Introducing Pandas UDF for PySpark
NOTE: Spark 3.0 introduced a new pandas UDF. You can find more details in the following blog post: New Pandas UDFs and Python Type Hints in the Upcoming Release of Apache Spark 3.0
This is a guest community post from Li Jin, a software engineer at Two Sigma Investments, LP in New York. This blog is also posted on Two Sigma
Try this notebook in Databricks
UPDATE: This blog was updated on Feb 22, 2018, to include some changes.
This blog post introduces the Pandas UDFs (a.k.a. Vectorized UDFs) feature in the upcoming Apache Spark 2.3 release that substantially improves the performance and usability of user-defined functions (UDFs) in Python.
Over the past few years, Python has become the default language for data scientists. Packages such as pandas, numpy, statsmodel, and scikit-learn have gained great adoption and become the mainstream toolkits. At the same time, Apache Spark has become the de facto standard in processing big data. To enable data scientists to leverage the value of big data, Spark added a Python API in version 0.7, with support for user-defined functions. These user-defined functions operate one-row-at-a-time, and thus suffer from high serialization and invocation overhead. As a result, many data pipelines define UDFs in Java and Scala and then invoke them from Python.
Pandas UDFs built on top of Apache Arrow bring you the best of both worlds—the ability to define low-overhead, high-performance UDFs entirely in Python.

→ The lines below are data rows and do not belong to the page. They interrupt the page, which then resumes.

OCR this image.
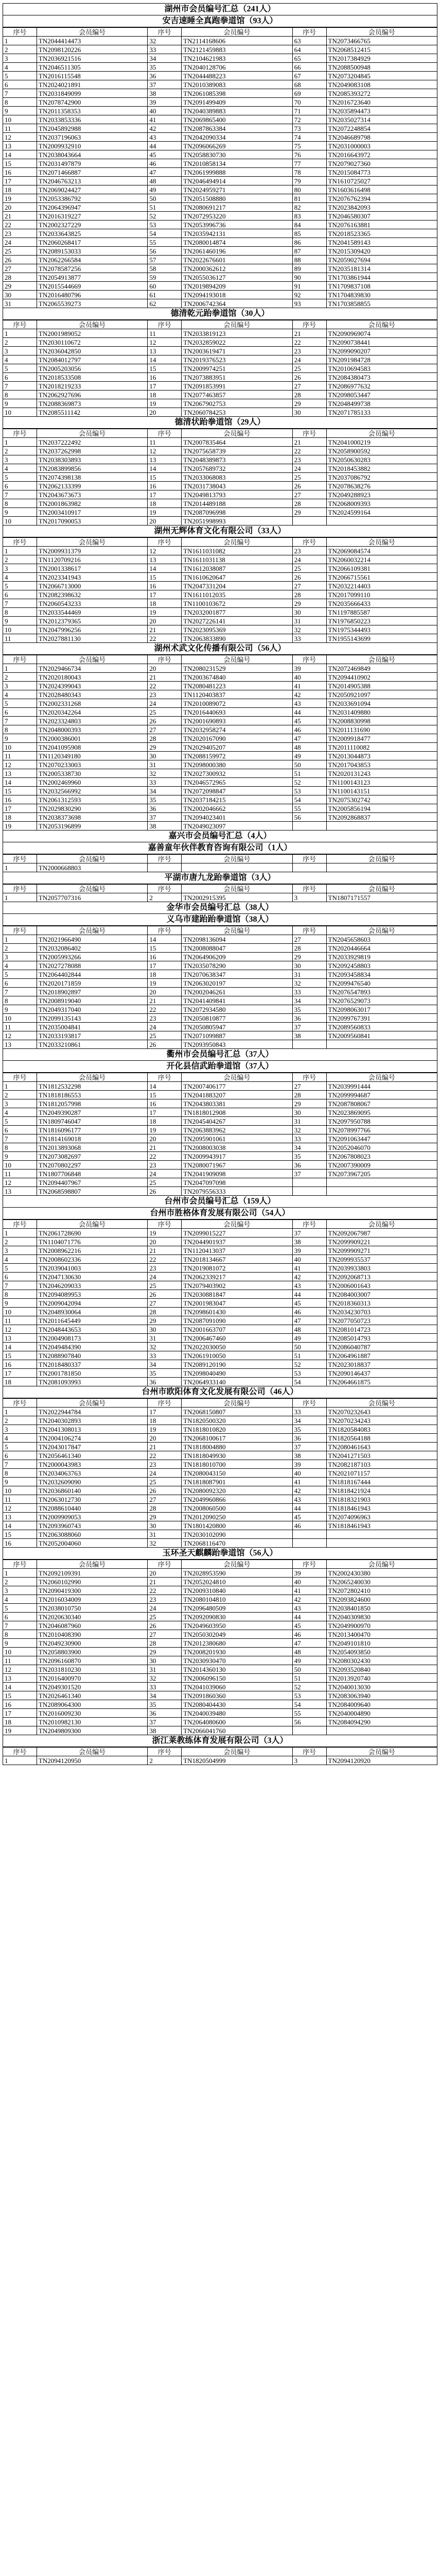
湖州市会员编号汇总（241人）
安吉速睡全真跑拳道馆（93人）
序号	会员编号	序号	会员编号	序号	会员编号
1	TN2044414473	32	TN2114168606	63	TN2073466765
2	TN2098120226	33	TN2121459883	64	TN2068512415
3	TN2036921516	34	TN2104621983	65	TN2017384929
4	TN2046511305	35	TN2040128706	66	TN2088500948
5	TN2016115548	36	TN2044488223	67	TN2073204845
6	TN2024021891	37	TN2010389083	68	TN2049083108
7	TN2031849099	38	TN2061085398	69	TN2085393272
8	TN2078742900	39	TN2091499409	70	TN2016723640
9	TN2011358353	40	TN2040389883	71	TN2035894473
10	TN2033853336	41	TN2069865400	72	TN2035027314
11	TN2045892988	42	TN2087863384	73	TN2072248854
12	TN2037196063	43	TN2042090334	74	TN2046689798
13	TN2009932910	44	TN2096066269	75	TN2031000003
14	TN2038043664	45	TN2058830730	76	TN2016643972
15	TN2031497879	46	TN2010858134	77	TN2079027360
16	TN2071466887	47	TN2061999888	78	TN2015084773
17	TN2046763213	48	TN2046494914	79	TN1610725027
18	TN2069024427	49	TN2024959271	80	TN1603616498
19	TN2053386792	50	TN2051508880	81	TN2076762394
20	TN2064396947	51	TN2080691217	82	TN2023842093
21	TN2016319227	52	TN2072953220	83	TN2046580307
22	TN2002327229	53	TN2053996736	84	TN2076163881
23	TN2033643825	54	TN2035942131	85	TN2018523365
24	TN2060268417	55	TN2080014874	86	TN2041589143
25	TN2089153033	56	TN2061460196	87	TN2015309420
26	TN2062266584	57	TN2022676601	88	TN2059027694
27	TN2078587256	58	TN2000362612	89	TN2035181314
28	TN2054913877	59	TN2055036127	90	TN1703861944
29	TN2015544669	60	TN2019894209	91	TN1709837108
30	TN2016480796	61	TN2094193018	92	TN1704839830
31	TN2065539273	62	TN2006742364	93	TN1703858855
德清乾元跆拳道馆（30人）
序号	会员编号	序号	会员编号	序号	会员编号
1	TN2001989052	11	TN2033819123	21	TN2090969074
2	TN2030110672	12	TN2032859022	22	TN2090738441
3	TN2036042850	13	TN2003619471	23	TN2099090207
4	TN2084012797	14	TN2019376523	24	TN2091984728
5	TN2005203056	15	TN2009974251	25	TN2010694583
6	TN2018533508	16	TN2073883951	26	TN2084380473
7	TN2018219233	17	TN2091853991	27	TN2086977632
8	TN2062927696	18	TN2077463857	28	TN2098053447
9	TN2088369873	19	TN2067902753	29	TN2048499738
10	TN2085511142	20	TN2060784253	30	TN2071785133
德清状跆拳道馆（29人）
序号	会员编号	序号	会员编号	序号	会员编号
1	TN2037222492	11	TN2007835464	21	TN2041000219
2	TN2037262998	12	TN2075658739	22	TN2058900592
3	TN2038303893	13	TN2048389873	23	TN2050630283
4	TN2083899856	14	TN2057689732	24	TN2018453882
5	TN2074398138	15	TN2033068083	25	TN2037086792
6	TN2062133399	16	TN2031738043	26	TN2078638276
7	TN2043673673	17	TN2049813793	27	TN2049288923
8	TN2001863982	18	TN2014489188	28	TN2068009393
9	TN2003410917	19	TN2087096998	29	TN2024599164
10	TN2017090053	20	TN2051998993		
湖州无辉体育文化有限公司（33人）
序号	会员编号	序号	会员编号	序号	会员编号
1	TN2009931379	12	TN1611031082	23	TN2069084574
2	TN1120709216	13	TN1611031138	24	TN2060032214
3	TN2001338617	14	TN1612038087	25	TN2066109381
4	TN2023341943	15	TN1610620647	26	TN2066715561
5	TN2066713000	16	TN2047331204	27	TN2032214403
6	TN2082398632	17	TN1611012035	28	TN2017099110
7	TN2060543233	18	TN1100103672	29	TN2035666433
8	TN2033544469	19	TN2032001877	30	TN1197885587
9	TN2012379365	20	TN2027226141	31	TN1976850223
10	TN2047996256	21	TN2023095369	32	TN1975344493
11	TN2027881130	22	TN2063833890	33	TN1955143699
湖州术武文化传播有限公司（56人）
序号	会员编号	序号	会员编号	序号	会员编号
1	TN2029466734	20	TN2080231529	39	TN2072469849
2	TN2020180043	21	TN2003674840	40	TN2094410902
3	TN2024399043	22	TN2080481223	41	TN2014905388
4	TN2028480343	23	TN1120403837	42	TN2050921097
5	TN2002331268	24	TN2010089072	43	TN2033691094
6	TN2020342264	25	TN2016440693	44	TN2031409880
7	TN2023324803	26	TN2001690893	45	TN2008830998
8	TN2048000393	27	TN2032958274	46	TN2011131690
9	TN2000386001	28	TN2020167090	47	TN2009918477
10	TN2041095908	29	TN2029405207	48	TN2011110082
11	TN1120349180	30	TN2088159972	49	TN2013044873
12	TN2070233003	31	TN2098000380	50	TN2017043853
13	TN2005338730	32	TN2027300932	51	TN2020131243
14	TN2002469960	33	TN2046572965	52	TN1100143123
15	TN2032566992	34	TN2072098847	53	TN1100143151
16	TN2061312593	35	TN2037184215	54	TN2075302742
17	TN2029830290	36	TN2002046662	55	TN2005856194
18	TN2038373698	37	TN2094023401	56	TN2092868837
19	TN2053196899	38	TN2049023097		
嘉兴市会员编号汇总（4人）
嘉善童年伙伴教育咨询有限公司（1人）
序号	会员编号	序号	会员编号	序号	会员编号
1	TN2000668803				
平湖市唐九龙跆拳道馆（3人）
序号	会员编号	序号	会员编号	序号	会员编号
1	TN2057707316	2	TN2002915395	3	TN1807171557
金华市会员编号汇总（38人）
义乌市建跆跆拳道馆（38人）
序号	会员编号	序号	会员编号	序号	会员编号
1	TN2021966490	14	TN2098136094	27	TN2045658603
2	TN2032086402	15	TN2008088047	28	TN2020446664
3	TN2005993266	16	TN2064906209	29	TN2033929819
4	TN2027278088	17	TN2035078290	30	TN2092458803
5	TN2064402844	18	TN2070638347	31	TN2093458834
6	TN2020171859	19	TN2063020197	32	TN2099476540
7	TN2018902897	20	TN2002046261	33	TN2076547893
8	TN2008919040	21	TN2041409841	34	TN2076529073
9	TN2049317040	22	TN2072934580	35	TN2098063017
10	TN2099135143	23	TN2050810877	36	TN2099767391
11	TN2035004841	24	TN2050805947	37	TN2089560833
12	TN2033193817	25	TN2071099887	38	TN2009560841
13	TN2033210861	26	TN2093950843		
衢州市会员编号汇总（37人）
开化县信武跆拳道馆（37人）
序号	会员编号	序号	会员编号	序号	会员编号
1	TN1812532298	14	TN2007406177	27	TN2039991444
2	TN1818186553	15	TN2041883207	28	TN2099994687
3	TN1812057998	16	TN2043803381	29	TN2087808067
4	TN2049390287	17	TN1818012908	30	TN2023869095
5	TN1809746047	18	TN2045404267	31	TN2097950788
6	TN1816096177	19	TN2063883962	32	TN2078997766
7	TN1814169018	20	TN2095901061	33	TN2091063447
8	TN2013893068	21	TN2008003038	34	TN2052046070
9	TN2073082697	22	TN2009943917	35	TN2067808023
10	TN2070802297	23	TN2080071967	36	TN2007390009
11	TN1807706848	24	TN2041909098	37	TN2073967205
12	TN2094407967	25	TN2047097098		
13	TN2068598807	26	TN2079556333		
台州市会员编号汇总（159人）
台州市胜格体育发展有限公司（54人）
序号	会员编号	序号	会员编号	序号	会员编号
1	TN2061728690	19	TN2099015227	37	TN2092067987
2	TN1104071776	20	TN2044901937	38	TN2099909221
3	TN2008962216	21	TN1120413037	39	TN2099909271
4	TN2008602336	22	TN2018134667	40	TN2099935537
5	TN2039041003	23	TN2019081072	41	TN2039933803
6	TN2047130630	24	TN2062339217	42	TN2092068713
7	TN2046209033	25	TN2079403902	43	TN2006001643
8	TN2094089953	26	TN2030881847	44	TN2084003007
9	TN2009042094	27	TN2001983047	45	TN2018360313
10	TN2048930064	28	TN2098601430	46	TN2034230703
11	TN2011645449	29	TN2087091090	47	TN2077050723
12	TN2048443653	30	TN2001663707	48	TN2081014723
13	TN2004908173	31	TN2006467460	49	TN2085014793
14	TN2049484390	32	TN2022030050	50	TN2086040787
15	TN2088907840	33	TN2061910050	51	TN2064961887
16	TN2018480337	34	TN2089120190	52	TN2023018837
17	TN2001781850	35	TN2098040490	53	TN2090146437
18	TN2081093993	36	TN2064933140	54	TN2064661875
台州市欧阳体育文化发展有限公司（46人）
序号	会员编号	序号	会员编号	序号	会员编号
1	TN2022944784	17	TN2068150807	33	TN2070232643
2	TN2040302893	18	TN1820500320	34	TN2070234243
3	TN2041308013	19	TN1818010820	35	TN1820584083
4	TN2004106274	20	TN2068100617	36	TN1820564188
5	TN2043017847	21	TN1818004880	37	TN2080461643
6	TN2056461340	22	TN1818049930	38	TN2041271503
7	TN2000043983	23	TN1818010700	39	TN2082187103
8	TN2034063763	24	TN2080043150	40	TN2021071157
9	TN2032609090	25	TN1818087901	41	TN1818167444
10	TN2036860140	26	TN2080092320	42	TN1818421924
11	TN2063012730	27	TN2049960866	43	TN1818321903
12	TN2088610440	28	TN2008060500	44	TN1818461943
13	TN2009909053	29	TN2012090250	45	TN2074096963
14	TN2093960743	30	TN1801420800	46	TN1818461943
15	TN2063088060	31	TN2030102090		
16	TN2052004060	32	TN2068116470		
玉环圣天麒麟跆拳道馆（56人）
序号	会员编号	序号	会员编号	序号	会员编号
1	TN2092109391	20	TN2028953590	39	TN2002430380
2	TN2060102990	21	TN2052024810	40	TN2065240030
3	TN2090419300	22	TN2009310840	41	TN2072802410
4	TN2016034009	23	TN2080104810	42	TN2093824600
5	TN2038010750	24	TN2096480509	43	TN2038401850
6	TN2020630340	25	TN2092090830	44	TN2040309830
7	TN2046087960	26	TN2049603950	45	TN2049900970
8	TN2010408390	27	TN2050302049	46	TN2013400470
9	TN2049230900	28	TN2012380680	47	TN2049101810
10	TN2058803900	29	TN2008201930	48	TN2054093850
11	TN2096160870	30	TN2030930470	49	TN2080302430
12	TN2031810230	31	TN2014360130	50	TN2093520840
13	TN2016400970	32	TN2006096150	51	TN2013920740
14	TN2049301520	33	TN2041039060	52	TN2040013030
15	TN2026461340	34	TN2091860360	53	TN2083063940
16	TN2089064300	35	TN2080404430	54	TN2084009640
17	TN2016009230	36	TN2040039480	55	TN2040004890
18	TN2010982130	37	TN2064080600	56	TN2084094290
19	TN2049809300	38	TN2066041760		
浙江莱教练体育发展有限公司（3人）
序号	会员编号	序号	会员编号	序号	会员编号
1	TN2094120950	2	TN1820504999	3	TN2094120920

In Spark 2.3, there will be two types of Pandas UDFs: scalar and grouped map. Next, we illustrate their usage using four example programs: Plus One, Cumulative Probability, Subtract Mean, Ordinary Least Squares Linear Regression.
Scalar Pandas UDFs
Scalar Pandas UDFs are used for vectorizing scalar operations. To define a scalar Pandas UDF, simply use @pandas_udf
to annotate a Python function that takes in pandas.Series
as arguments and returns another pandas.Series
of the same size. Below we illustrate using two examples: Plus One and Cumulative Probability.
Plus One
Computing v + 1 is a simple example for demonstrating differences between row-at-a-time UDFs and scalar Pandas UDFs. Note that built-in column operators can perform much faster in this scenario.
Using row-at-a-time UDFs:
from pyspark.sql.functions import udf
# Use udf to define a row-at-a-time udf
@udf('double')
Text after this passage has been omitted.